Последний раз людей он видел в Коломне – небольшом городе по дороге сюда. Понаблюдав за ними какое-то время, Гарик решил им не показываться и пойти дальше потому, что видел только двух мужиков и мальчика. А мужики и морду набить могли, это бабы обычно помягче, да пожалостливей. Такая вот немудреная бомжацкая психология. А вот объяснить где точно в Коломне они живут не смог, знал только, что дом из белого кирпича, двухэтажный, да сетевой супермаркет на той улице есть. Пойди найди!

Исчез Гарик так же внезапно, как и появился следующим утром. Ни с кем не попрощался.

Глава 16.

23 февраля отметили день рождения Сони. По этому случаю Егор и Кристиан на снегоходах съездили в город и привезли целый ворох кукол и новых книжек для именинницы. Было у них и другое поручение – целый список медикаментов, которые могли понадобиться при родах. Светка совсем отяжелела, она еле ходила, переставляя по-утиному ноги. Ирина с ужасом ждала часа икс.

По случаю дня рождения решили побаловать себя копченостями. Во дворе устроили очаг, обложив небольшое пространство кирпичами, между ними разожгли огонь. Когда дрова хорошо разгорелись, сверху на кирпичи водрузили коптильню, представляющую из себя прямоугольный ящик из нержавейки с крышкой и двумя рядами решеток внутри.
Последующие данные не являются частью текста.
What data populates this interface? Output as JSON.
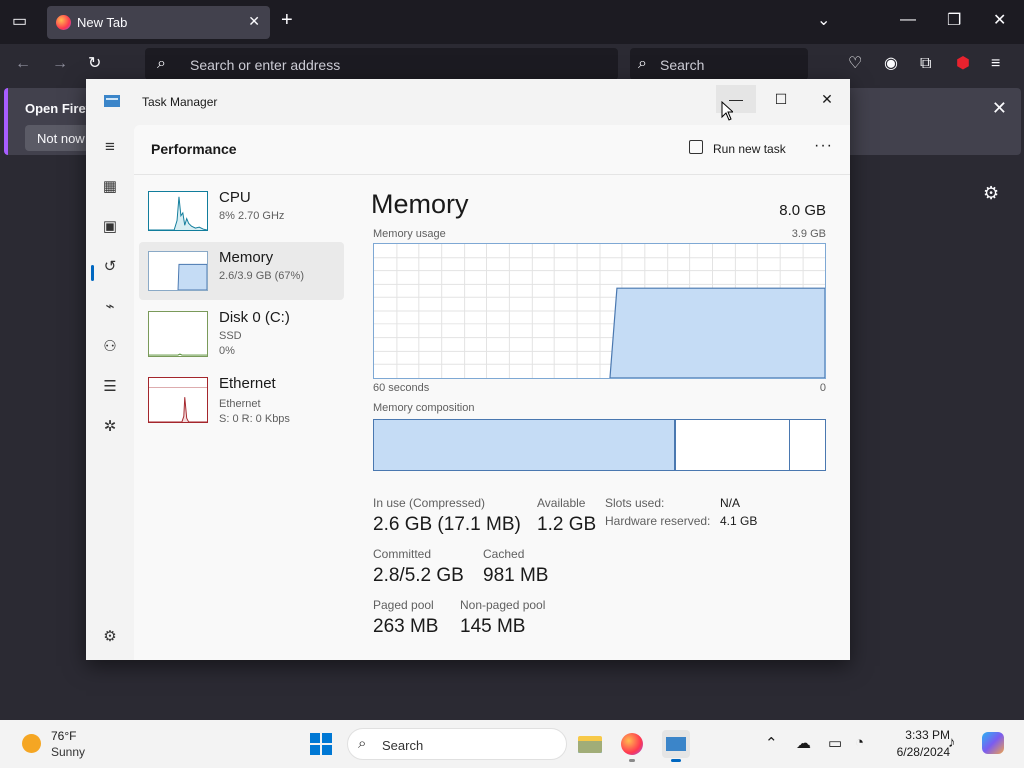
{
  "browser": {
    "tab_title": "New Tab",
    "tab_close": "✕",
    "new_tab": "+",
    "address_placeholder": "Search or enter address",
    "search_placeholder": "Search",
    "notification": {
      "message": "Open Firefo",
      "button": "Not now"
    }
  },
  "task_manager": {
    "title": "Task Manager",
    "window_buttons": {
      "minimize": "—",
      "maximize": "☐",
      "close": "✕"
    },
    "header": {
      "page_title": "Performance",
      "run_new_task": "Run new task",
      "more": "···"
    },
    "nav_icons": [
      "hamburger-icon",
      "processes-icon",
      "performance-icon",
      "app-history-icon",
      "startup-apps-icon",
      "users-icon",
      "details-icon",
      "services-icon",
      "settings-icon"
    ],
    "resources": [
      {
        "name": "CPU",
        "lines": [
          "8% 2.70 GHz"
        ]
      },
      {
        "name": "Memory",
        "lines": [
          "2.6/3.9 GB (67%)"
        ]
      },
      {
        "name": "Disk 0 (C:)",
        "lines": [
          "SSD",
          "0%"
        ]
      },
      {
        "name": "Ethernet",
        "lines": [
          "Ethernet",
          "S: 0 R: 0 Kbps"
        ]
      }
    ],
    "memory": {
      "heading": "Memory",
      "total": "8.0 GB",
      "usage_label": "Memory usage",
      "usage_max": "3.9 GB",
      "time_left": "60 seconds",
      "time_right": "0",
      "usage_fraction": 0.67,
      "composition_label": "Memory composition",
      "composition": {
        "in_use": 2.6,
        "standby": 0.98,
        "free": 0.3
      },
      "stats": {
        "in_use_label": "In use (Compressed)",
        "in_use_value": "2.6 GB (17.1 MB)",
        "available_label": "Available",
        "available_value": "1.2 GB",
        "committed_label": "Committed",
        "committed_value": "2.8/5.2 GB",
        "cached_label": "Cached",
        "cached_value": "981 MB",
        "paged_label": "Paged pool",
        "paged_value": "263 MB",
        "nonpaged_label": "Non-paged pool",
        "nonpaged_value": "145 MB",
        "slots_label": "Slots used:",
        "slots_value": "N/A",
        "hw_reserved_label": "Hardware reserved:",
        "hw_reserved_value": "4.1 GB"
      }
    }
  },
  "taskbar": {
    "weather_temp": "76°F",
    "weather_condition": "Sunny",
    "search_placeholder": "Search",
    "time": "3:33 PM",
    "date": "6/28/2024"
  },
  "colors": {
    "accent": "#0067c0",
    "memory_fill": "#c5dcf5",
    "memory_line": "#4a78b0",
    "cpu_line": "#117d9c",
    "ethernet_line": "#a4262c"
  }
}
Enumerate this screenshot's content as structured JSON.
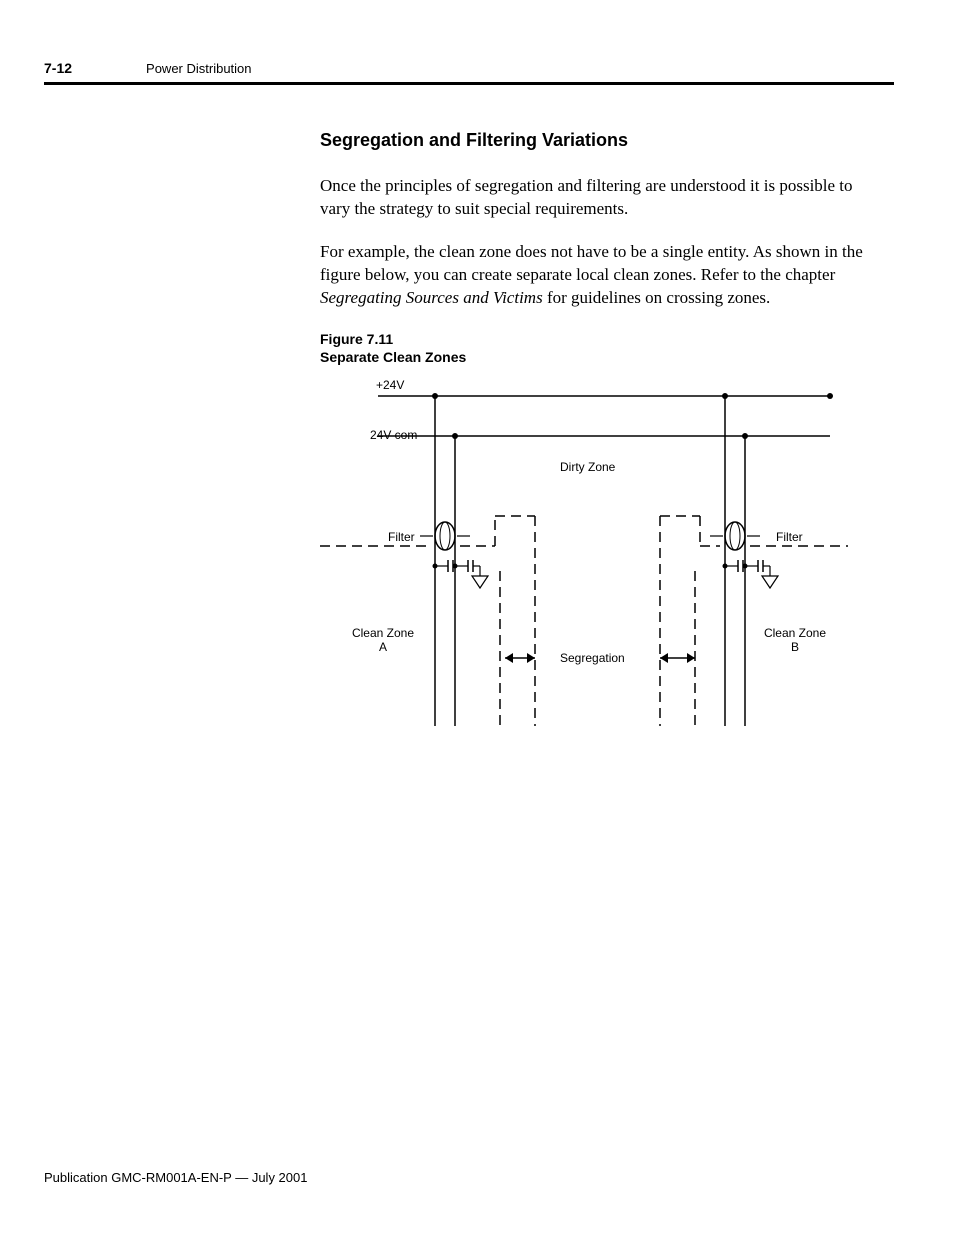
{
  "header": {
    "page_number": "7-12",
    "chapter": "Power Distribution"
  },
  "section": {
    "heading": "Segregation and Filtering Variations",
    "para1": "Once the principles of segregation and filtering are understood it is possible to vary the strategy to suit special requirements.",
    "para2_a": "For example, the clean zone does not have to be a single entity. As shown in the figure below, you can create separate local clean zones. Refer to the chapter ",
    "para2_italic": "Segregating Sources and Victims",
    "para2_b": " for guidelines on crossing zones."
  },
  "figure": {
    "number": "Figure 7.11",
    "title": "Separate Clean Zones",
    "labels": {
      "p24v": "+24V",
      "com24v": "24V com",
      "dirty": "Dirty Zone",
      "filter_l": "Filter",
      "filter_r": "Filter",
      "cza_l1": "Clean Zone",
      "cza_l2": "A",
      "czb_l1": "Clean Zone",
      "czb_l2": "B",
      "seg": "Segregation"
    }
  },
  "footer": {
    "pubinfo": "Publication GMC-RM001A-EN-P — July 2001"
  }
}
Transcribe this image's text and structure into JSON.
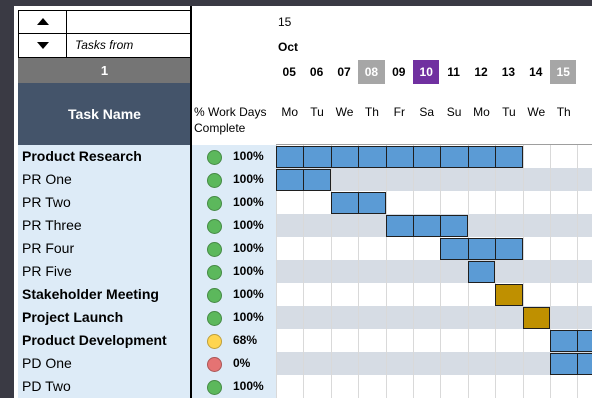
{
  "controls": {
    "tasks_from_label": "Tasks from",
    "start_step": "1"
  },
  "columns": {
    "task_name": "Task Name",
    "pct_complete": "% Work Days Complete"
  },
  "timeline": {
    "year_label": "15",
    "month_label": "Oct",
    "dates": [
      {
        "label": "05",
        "style": "normal"
      },
      {
        "label": "06",
        "style": "normal"
      },
      {
        "label": "07",
        "style": "normal"
      },
      {
        "label": "08",
        "style": "weekend"
      },
      {
        "label": "09",
        "style": "normal"
      },
      {
        "label": "10",
        "style": "today"
      },
      {
        "label": "11",
        "style": "normal"
      },
      {
        "label": "12",
        "style": "normal"
      },
      {
        "label": "13",
        "style": "normal"
      },
      {
        "label": "14",
        "style": "normal"
      },
      {
        "label": "15",
        "style": "weekend"
      }
    ],
    "days": [
      "Mo",
      "Tu",
      "We",
      "Th",
      "Fr",
      "Sa",
      "Su",
      "Mo",
      "Tu",
      "We",
      "Th"
    ]
  },
  "tasks": [
    {
      "name": "Product Research",
      "bold": true,
      "pct": "100%",
      "status": "green",
      "bar_start": 0,
      "bar_len": 9,
      "bar_color": "blue"
    },
    {
      "name": "PR One",
      "bold": false,
      "pct": "100%",
      "status": "green",
      "bar_start": 0,
      "bar_len": 2,
      "bar_color": "blue"
    },
    {
      "name": "PR Two",
      "bold": false,
      "pct": "100%",
      "status": "green",
      "bar_start": 2,
      "bar_len": 2,
      "bar_color": "blue"
    },
    {
      "name": "PR Three",
      "bold": false,
      "pct": "100%",
      "status": "green",
      "bar_start": 4,
      "bar_len": 3,
      "bar_color": "blue"
    },
    {
      "name": "PR Four",
      "bold": false,
      "pct": "100%",
      "status": "green",
      "bar_start": 6,
      "bar_len": 3,
      "bar_color": "blue"
    },
    {
      "name": "PR Five",
      "bold": false,
      "pct": "100%",
      "status": "green",
      "bar_start": 7,
      "bar_len": 1,
      "bar_color": "blue"
    },
    {
      "name": "Stakeholder Meeting",
      "bold": true,
      "pct": "100%",
      "status": "green",
      "bar_start": 8,
      "bar_len": 1,
      "bar_color": "gold"
    },
    {
      "name": "Project Launch",
      "bold": true,
      "pct": "100%",
      "status": "green",
      "bar_start": 9,
      "bar_len": 1,
      "bar_color": "gold"
    },
    {
      "name": "Product Development",
      "bold": true,
      "pct": "68%",
      "status": "yellow",
      "bar_start": 10,
      "bar_len": 2,
      "bar_color": "blue"
    },
    {
      "name": "PD One",
      "bold": false,
      "pct": "0%",
      "status": "red",
      "bar_start": 10,
      "bar_len": 2,
      "bar_color": "blue"
    },
    {
      "name": "PD Two",
      "bold": false,
      "pct": "100%",
      "status": "green",
      "bar_start": null,
      "bar_len": 0,
      "bar_color": "blue"
    }
  ],
  "colors": {
    "blue": "#5b9bd5",
    "gold": "#bf9000",
    "green": "#5cb85c",
    "yellow": "#ffd54f",
    "red": "#e57373",
    "weekend_bg": "#a6a6a6",
    "today_bg": "#7030a0",
    "header_dark": "#44546a",
    "task_col_bg": "#ddebf7",
    "stripe": "#d6dce4"
  }
}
На решетках разложили кусочки гусиного мяса. Больше двух часов мужчины с серьезным видом колдовали у коптильни. От фантастического запаха текли слюнки. За столом гусиные косточки были обглоданы до зеркального блеска. Праздник определенно удался, но ровно до того момента, пока не погас свет. Одновременный вздох разочарования пронесся по кухне. Ситуация была знакомая. Снова вернулись в средневековье с вечерними посиделками при свечах. Накануне была оттепель, после которой случился ледяной дождь и ударил мороз. На деревьях ломались обледеневшие ветки, и провода, по мнению мужчин, тоже могли не выдержать ледяного груза.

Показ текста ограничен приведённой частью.